Excellent discussion among some conservatives on the issue of Iraq victory at Jules’ blog.


  1. We fell in a hole and managed to pull ourselves back out. That’s not victory, that’s us getting back to the starting point — but muddier.

    Comment by michael reynolds — 12/14/2008 @ 2:58 pm

  2. Sobering. Sobering indeed.

    Comment by gunjam — 12/14/2008 @ 3:28 pm

  3. I’m actually shocked that anyone would accuse you of being optimistic on Iraq. I truly appreciated your honesty in the last article that you reference. I’m pretty far right and I’m a Bush fan, but that doesn’t mean I need blinders or that I don’t want the truth. That said, I notice people have selective memory regarding Iraq. I remember reading in Newsweek that Iraq’s jets were stepping up attacks (crowding, etc…) by 400% the month Bush took office. It seems apparent to me that Hussein was attempting to provoke Bush into a confrontation and that he thought Bush would never have the political will to follow through on. I don’t agree that 9/11 was “the” cause of the US invasion of Iraq, I believe that Hussein caused a US invasion by refusing to honor the peace accords that he had signed. 9/11 created the political will, but the writing was on the wall. In my opinion, the US would have already suffered another 9/11 if there had been no show of US force in the middle east. I don’t have half the education that you and Mr. Crittendon have, so I am probably in the wrong on this. I still think all of these nations would have stronger al queda factions if the US hadn’t taken action in Iraq.

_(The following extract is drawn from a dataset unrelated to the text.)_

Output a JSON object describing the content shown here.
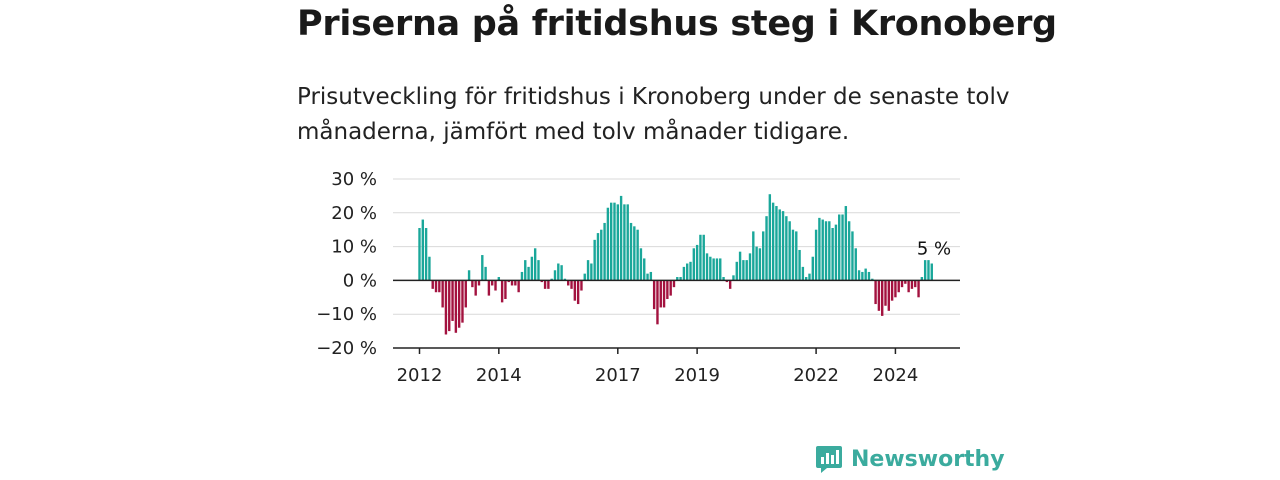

    Comment by carolynp — 12/14/2008 @ 7:40 pm

  4. Overall Bill Quick’s assessment is very rational. Since we’re quibbling:
    (1) It is unclear where Pakistan is going politically, and according to recent reports they’ve chosen a different route on permissive action links than the U.S. did, physically separating the fissionables and the devices, at different sites if I recall correctly. (Looking for a citation). Perhaps they are positioning themselves for arsenal destruction if the political situation gets dicey. Wouldn’t want to bet on it though.

    (2) It is unclear how close Iran is to deliverable devices. There seems to be an element of national pride in the uranium enrichment program, and missile-deliverable (non-gun-design) weapons are a non-trivial engineering challenge involving testing, unless they take a shortcut, swallow pride, and use somebody else’s design. (FWIW, by this point the level of uncertainty in the amount of LEU produced by their current public centrifuges is or will soon be high enough that they could divert some to a covert program to enrich to HEU without being discovered, but an implosion design using HEU would involve testing.)
    Plus, it is possible that the Iranian program’s progress will suffer from “induced Murphy’s Law” incidents, or be more directly set back through bombardment.

    Comment by Bill Arnold — 12/14/2008 @ 8:34 pm

  5. I still think all of these nations would have stronger al queda factions if the US hadn’t taken action in Iraq.

    Al Qaeda is a 98% myth. Iraq was on the chopping block regardless of 9/11. That just made the process easier to sell to the American People.

    Comment by Chuck Tucson — 12/15/2008 @ 12:41 pm

  6. “Al Qaeda is a 98% myth”
    Hmmmm… i think the US troops in Afghanistan need to know this. just like the troops who fought in Anbar province.

    Dont forget to tell that to the Sunnis in Anbar either - i think they were all fighting myths.

    Imagine the amount of time and money the US has wasted investigating the 98% myth of Al Qaeda…

    Chuck, i hope the Obama administration offered you a job at the NSA - they need you.